The paper mounts, or solid paper surfaces, of the fan have what appears to be a lithographed scene on one side and an engraved design on the other. The 'front' mount bears a colored scene of seven ladies in a garden. At first I thought that the scene depicted the Seven Muses ~ but then I remembered that there were nine, not just seven, muses: Calliope (the Muse of Poetry), Clio (the Muse of History), Euterpe (the Muse of Song), Erato (the Muse of Lyric Poetry), Melpomene (the Muse of Tragedy), Polyhymnia (the Muse if Hymns), Terpsichore (the Muse of Dance), Thalia (the Muse of Comedy) and Urania (the Muse of Astronomy). I then thought that maybe the scene depicted the Seven Graces ~ but then I remembered that there were only Three Graces: Aglaia (the Grace of beauty), Euphrosyne (the Grace of Mirth) and Thalia (the Grace of Charity). Although I can't identify them, the seven ladies are dressed in beautiful, flowing gowns, and the garden in which they meet is dense with vegitation with an ancient stone temple in the background. The back mount of the fan is plain with an engraved border of musical instruments positioned amid gracefully arching flourishes in imitation of acanthus leaves. On the back is attached a small rectangular piece of the same color paper as the fan mount and printed with the wording: With Best Wishes from Penn Alto Hotel George D. Worthington. It would appear, from the similarity of the paper and ink color of the attached rectangle to the fan mount, that the attached piece was not added as an afterthought, but attached at the time that the fan was produced.
And finally, on the back mount, in very small print at the base of the mount, is the wording: Maquet Grav 10 Rue de la Paix, Paris (meaning that it was 'engraved' at that address).
As noted above, the Duvelleroy hand fan company was established at 15 Rue de la Paix. Whether a portion of that business was also located at 10 Rue de la Paix has not been determined. What is known is that the address had a long history of culture. In the late-1800s Charles Frederick Worth (1825-1895) maintained a business titled: Frederic's at 10 Rue de la Paix. Mr.
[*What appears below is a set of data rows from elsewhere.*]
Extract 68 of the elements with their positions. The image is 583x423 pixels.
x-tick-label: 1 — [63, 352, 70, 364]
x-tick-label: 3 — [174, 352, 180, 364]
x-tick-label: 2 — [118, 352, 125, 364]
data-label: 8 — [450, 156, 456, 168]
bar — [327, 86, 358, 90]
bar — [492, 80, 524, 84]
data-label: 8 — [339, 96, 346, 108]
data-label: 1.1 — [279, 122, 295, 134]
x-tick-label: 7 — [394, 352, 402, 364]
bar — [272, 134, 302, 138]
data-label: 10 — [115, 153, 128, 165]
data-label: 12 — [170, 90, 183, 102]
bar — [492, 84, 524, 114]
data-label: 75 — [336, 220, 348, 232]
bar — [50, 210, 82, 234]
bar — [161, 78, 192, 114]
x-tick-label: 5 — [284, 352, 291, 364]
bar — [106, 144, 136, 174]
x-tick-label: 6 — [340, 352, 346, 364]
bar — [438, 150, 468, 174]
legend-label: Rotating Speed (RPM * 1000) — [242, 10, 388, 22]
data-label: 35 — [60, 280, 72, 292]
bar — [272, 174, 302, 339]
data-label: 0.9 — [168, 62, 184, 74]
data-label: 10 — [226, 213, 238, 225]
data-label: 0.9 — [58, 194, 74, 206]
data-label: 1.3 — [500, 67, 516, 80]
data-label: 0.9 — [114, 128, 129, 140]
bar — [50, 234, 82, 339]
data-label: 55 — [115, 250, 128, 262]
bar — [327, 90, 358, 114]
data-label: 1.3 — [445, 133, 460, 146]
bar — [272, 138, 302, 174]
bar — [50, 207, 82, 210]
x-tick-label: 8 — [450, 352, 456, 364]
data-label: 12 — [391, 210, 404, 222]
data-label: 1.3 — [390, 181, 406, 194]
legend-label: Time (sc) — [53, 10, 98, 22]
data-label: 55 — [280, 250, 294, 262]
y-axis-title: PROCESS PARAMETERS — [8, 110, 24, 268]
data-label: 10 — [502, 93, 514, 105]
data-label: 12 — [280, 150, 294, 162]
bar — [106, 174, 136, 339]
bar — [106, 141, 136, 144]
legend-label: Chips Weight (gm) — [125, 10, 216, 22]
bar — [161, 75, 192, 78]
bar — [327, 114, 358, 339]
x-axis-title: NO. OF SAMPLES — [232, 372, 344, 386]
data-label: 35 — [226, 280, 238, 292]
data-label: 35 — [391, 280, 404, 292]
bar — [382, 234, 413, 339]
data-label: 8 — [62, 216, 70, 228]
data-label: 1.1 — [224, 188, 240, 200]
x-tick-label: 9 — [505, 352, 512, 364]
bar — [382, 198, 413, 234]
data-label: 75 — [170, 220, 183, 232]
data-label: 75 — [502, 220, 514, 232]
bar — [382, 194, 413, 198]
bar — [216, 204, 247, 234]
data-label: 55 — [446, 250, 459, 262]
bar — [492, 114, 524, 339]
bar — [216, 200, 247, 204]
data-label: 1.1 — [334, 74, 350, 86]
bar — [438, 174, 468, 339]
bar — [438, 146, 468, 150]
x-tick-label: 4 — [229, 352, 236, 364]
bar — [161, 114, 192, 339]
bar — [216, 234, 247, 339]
Worth is credited with having created the so-called "fashion industry" and "haute couture". Then, in 1903, the perfume company, Caron, established by the brothers Ernest and Raoul Daltroff, moved from Rue Rossini to 10 Rue de la Paix. Perhaps the Duvelleroy company produced fans for Caron, who might have marketed them along with their fragrances.
What I later discovered was that George D. Worthington managed the Penn Alto Hotel circa 1923-25. He might have had the fans produced and stamped with the message: "With Best Wishes From Penn Alto Hotel George D. Worthington" to celebrate his taking over the management of the hotel. The fan would have been a very fashionable accessory for the lady who stayed at the most fashionable hotel in the city of Altoona, Pennsylvania.
The hand fan was ostensibly used to generate a breeze of air, but it also provided the lady who wielded it with a 'language'. This language was invented as part of its advertising by Jules Duvelleroy, a son of Jean-Pierre who managed the company's London House.
A fan extended all the way open, and held in front of the face just below the eyes said "Follow me". But if the lady opened her fan all the way and covered her left eye with it, she was saying "I am engaged". A fan only partially opened and held below both eyes said "I love you", and if the lady then closed the fan as she dropped her hand forward, she was asking: "Do you love me?" So, with a flick of the wrist, the lady would let her feelings be known.